In [0]:
"""
https://www.youtube.com/watch?v=TLE-xW9rZfQ&list=PLBTZqjSKn0IfuIqbMIqzS-waofsPHMS0E&index=8

Output: profile_id 1, 3, 4, 5

Problem statement: The linkedin creator team is looking for power creators who use their personal profile as a company or influencer page. If someone's Linkedin page has more followers than the company they work for, we can safely assume that person is a power creator. Write a query to return the IDs of these linkedin power creators. If there are multiple entries for company_id for each profile then get the max of company_followers
"""

from pyspark.sql.functions import *
from pyspark.sql.window import Window

personal_profile = spark.createDataFrame([
    (1, 'Nick Singh', 92000),
    (2, 'Zach Wilson', 199000),
    (3, 'Daliana Liu', 171000),
    (4, 'Ravit Jain', 107000),
    (5, 'Vin Vashishta', 139000),
    (6, 'Susan W', 39000)
], ["profile_id", "profile_name", "profile_followers"])

employee_company = spark.createDataFrame([
    (1, 4),
    (1, 9),
    (2, 2),
    (3, 1),
    (4, 3),
    (5, 6),
    (6, 5)
], ["personal_profile_id", "company_id"])
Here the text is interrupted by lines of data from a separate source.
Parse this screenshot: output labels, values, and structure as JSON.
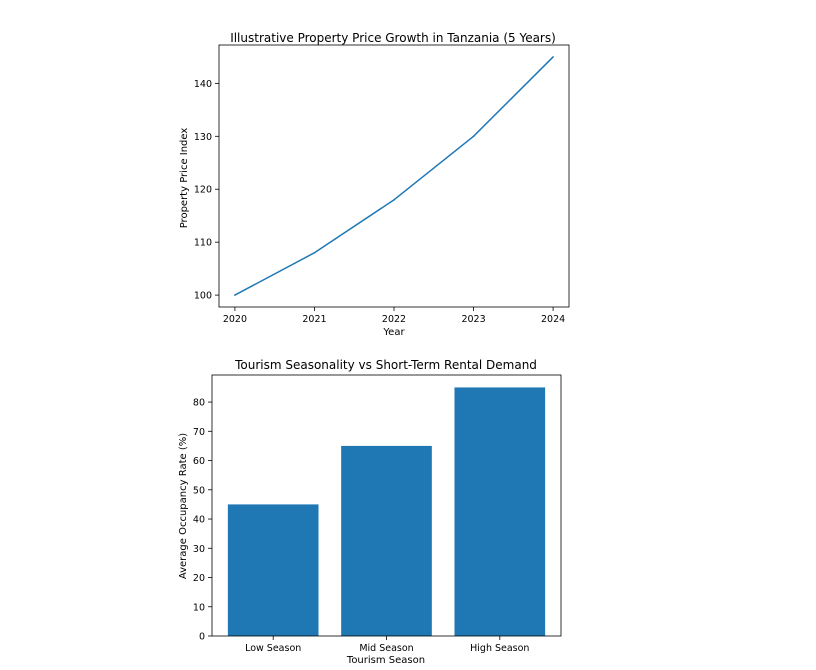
{
  "colors": {
    "series": "#1f77b4",
    "axes": "#000000",
    "background": "#ffffff"
  },
  "chart_data": [
    {
      "type": "line",
      "title": "Illustrative Property Price Growth in Tanzania (5 Years)",
      "xlabel": "Year",
      "ylabel": "Property Price Index",
      "x": [
        2020,
        2021,
        2022,
        2023,
        2024
      ],
      "x_tick_labels": [
        "2020",
        "2021",
        "2022",
        "2023",
        "2024"
      ],
      "series": [
        {
          "values": [
            100,
            108,
            118,
            130,
            145
          ]
        }
      ],
      "xlim": [
        2019.8,
        2024.2
      ],
      "ylim": [
        97.75,
        147.25
      ],
      "y_ticks": [
        100,
        110,
        120,
        130,
        140
      ],
      "y_tick_labels": [
        "100",
        "110",
        "120",
        "130",
        "140"
      ],
      "grid": false,
      "legend": "none"
    },
    {
      "type": "bar",
      "title": "Tourism Seasonality vs Short-Term Rental Demand",
      "xlabel": "Tourism Season",
      "ylabel": "Average Occupancy Rate (%)",
      "categories": [
        "Low Season",
        "Mid Season",
        "High Season"
      ],
      "values": [
        45,
        65,
        85
      ],
      "ylim": [
        0,
        89.25
      ],
      "y_ticks": [
        0,
        10,
        20,
        30,
        40,
        50,
        60,
        70,
        80
      ],
      "y_tick_labels": [
        "0",
        "10",
        "20",
        "30",
        "40",
        "50",
        "60",
        "70",
        "80"
      ],
      "grid": false,
      "legend": "none"
    }
  ]
}
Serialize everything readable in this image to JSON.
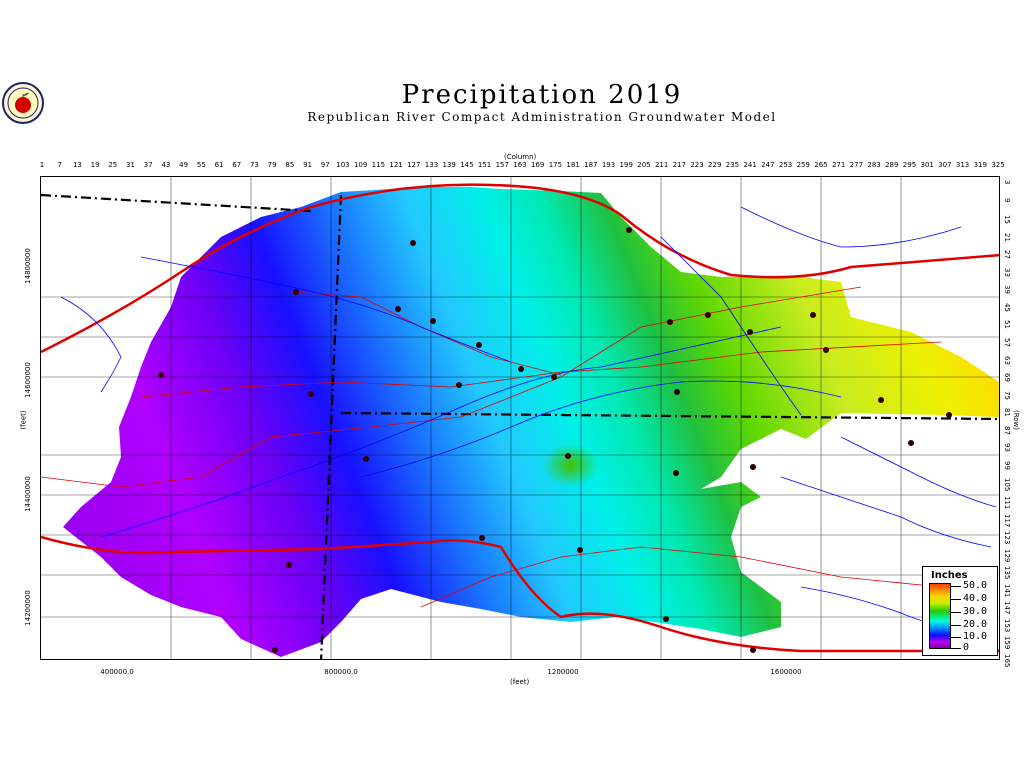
{
  "title": "Precipitation 2019",
  "subtitle": "Republican River Compact Administration Groundwater Model",
  "logo": {
    "icon": "apple-seal-icon"
  },
  "axes": {
    "column_title": "(Column)",
    "row_title": "(Row)",
    "x_title": "(feet)",
    "y_title": "(feet)",
    "column_ticks": [
      "1",
      "7",
      "13",
      "19",
      "25",
      "31",
      "37",
      "43",
      "49",
      "55",
      "61",
      "67",
      "73",
      "79",
      "85",
      "91",
      "97",
      "103",
      "109",
      "115",
      "121",
      "127",
      "133",
      "139",
      "145",
      "151",
      "157",
      "163",
      "169",
      "175",
      "181",
      "187",
      "193",
      "199",
      "205",
      "211",
      "217",
      "223",
      "229",
      "235",
      "241",
      "247",
      "253",
      "259",
      "265",
      "271",
      "277",
      "283",
      "289",
      "295",
      "301",
      "307",
      "313",
      "319",
      "325"
    ],
    "row_ticks": [
      "3",
      "9",
      "15",
      "21",
      "27",
      "33",
      "39",
      "45",
      "51",
      "57",
      "63",
      "69",
      "75",
      "81",
      "87",
      "93",
      "99",
      "105",
      "111",
      "117",
      "123",
      "129",
      "135",
      "141",
      "147",
      "153",
      "159",
      "165"
    ],
    "x_ticks": [
      "400000.0",
      "800000.0",
      "1200000",
      "1600000"
    ],
    "y_ticks": [
      "14800000",
      "14600000",
      "14400000",
      "14200000"
    ]
  },
  "legend": {
    "title": "Inches",
    "labels": [
      "50.0",
      "40.0",
      "30.0",
      "20.0",
      "10.0",
      "0"
    ]
  }
}
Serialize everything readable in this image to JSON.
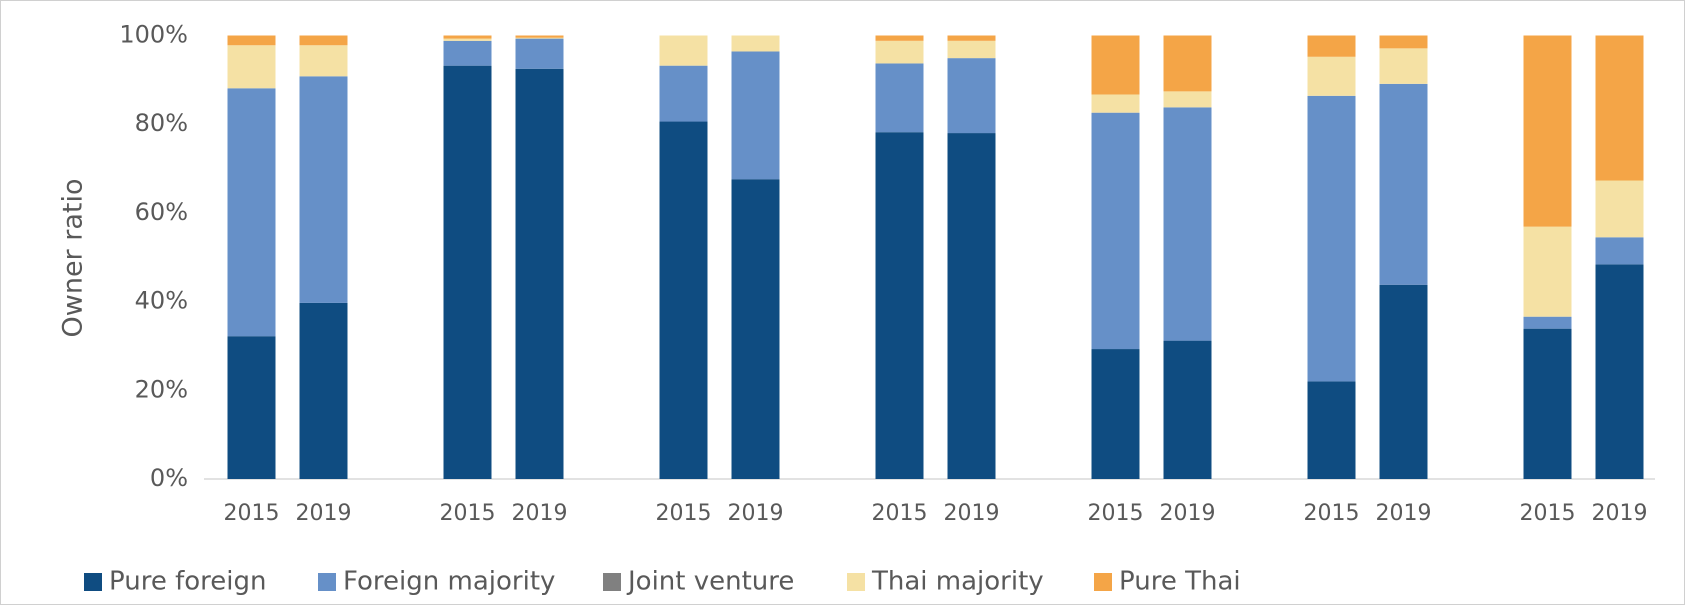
{
  "chart_data": {
    "type": "stacked_bar",
    "ylabel": "Owner ratio",
    "categories": [
      "2015",
      "2019",
      "2015",
      "2019",
      "2015",
      "2019",
      "2015",
      "2019",
      "2015",
      "2019",
      "2015",
      "2019",
      "2015",
      "2019"
    ],
    "series": [
      {
        "name": "Pure foreign",
        "color": "#0f4c81",
        "values": [
          32.2,
          39.7,
          93.2,
          92.5,
          80.6,
          67.6,
          78.2,
          78.0,
          29.3,
          31.2,
          22.0,
          43.8,
          33.9,
          48.4
        ]
      },
      {
        "name": "Foreign majority",
        "color": "#6690c8",
        "values": [
          55.9,
          51.1,
          5.6,
          6.8,
          12.6,
          28.8,
          15.5,
          16.9,
          53.3,
          52.6,
          64.4,
          45.3,
          2.7,
          6.1
        ]
      },
      {
        "name": "Joint venture",
        "color": "#808080",
        "values": [
          0,
          0,
          0,
          0,
          0,
          0,
          0,
          0,
          0,
          0,
          0,
          0,
          0,
          0
        ]
      },
      {
        "name": "Thai majority",
        "color": "#f5e1a4",
        "values": [
          9.7,
          7.0,
          0.5,
          0.2,
          6.8,
          3.6,
          5.1,
          3.9,
          4.1,
          3.6,
          8.8,
          8.0,
          20.3,
          12.8
        ]
      },
      {
        "name": "Pure Thai",
        "color": "#f4a547",
        "values": [
          2.2,
          2.2,
          0.7,
          0.5,
          0,
          0,
          1.2,
          1.2,
          13.3,
          12.6,
          4.8,
          2.9,
          43.1,
          32.7
        ]
      }
    ],
    "ylim": [
      0,
      100
    ],
    "yticks": [
      {
        "value": 0,
        "label": "0%"
      },
      {
        "value": 20,
        "label": "20%"
      },
      {
        "value": 40,
        "label": "40%"
      },
      {
        "value": 60,
        "label": "60%"
      },
      {
        "value": 80,
        "label": "80%"
      },
      {
        "value": 100,
        "label": "100%"
      }
    ],
    "grid": false,
    "legend": "bottom"
  }
}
company_pages = spark.createDataFrame([
    (1, 'The Data Science Podcast', 8000),
    (2, 'Airbnb', 700000),
    (3, 'The Ravit Show', 6000),
    (4, 'DataLemur', 200),
    (5, 'YouTube', 16000000),
    (6, 'DataScience.Vin', 4500),
    (9, 'Ace the data science interview', 4479)
], ["c_company_id", "company_name", "company_followers"])

personal_profile.show()
employee_company.show()
company_pages.show(truncate=False)

+----------+-------------+-----------------+
|profile_id| profile_name|profile_followers|
+----------+-------------+-----------------+
|         1|   Nick Singh|            92000|
|         2|  Zach Wilson|           199000|
|         3|  Daliana Liu|           171000|
|         4|   Ravit Jain|           107000|
|         5|Vin Vashishta|           139000|
|         6|      Susan W|            39000|
+----------+-------------+-----------------+

+-------------------+----------+
|personal_profile_id|company_id|
+-------------------+----------+
|                  1|         4|
|                  1|         9|
|                  2|         2|
|                  3|         1|
|                  4|         3|
|                  5|         6|
|                  6|         5|
+-------------------+----------+

+------------+------------------------------+-----------------+
|c_company_id|company_name                  |company_followers|
+------------+------------------------------+------------

In [0]:
personal_profile.join(employee_company, personal_profile["profile_id"] == employee_company["personal_profile_id"], "inner")\
    .join(company_pages, employee_company["company_id"] == company_pages["c_company_id"], "inner") \
    .select("profile_id", "profile_name", "profile_followers", "company_followers") \
    .withColumn("max_company_followers", max("company_followers").over(Window.partitionBy("profile_id"))) \
    .filter(col("profile_followers") > col("max_company_followers")) \
    .select("profile_id").distinct()\
    .show(truncate=False) 

+----------+
|profile_id|
+----------+
|1         |
|3         |
|4         |
|5         |
+----------+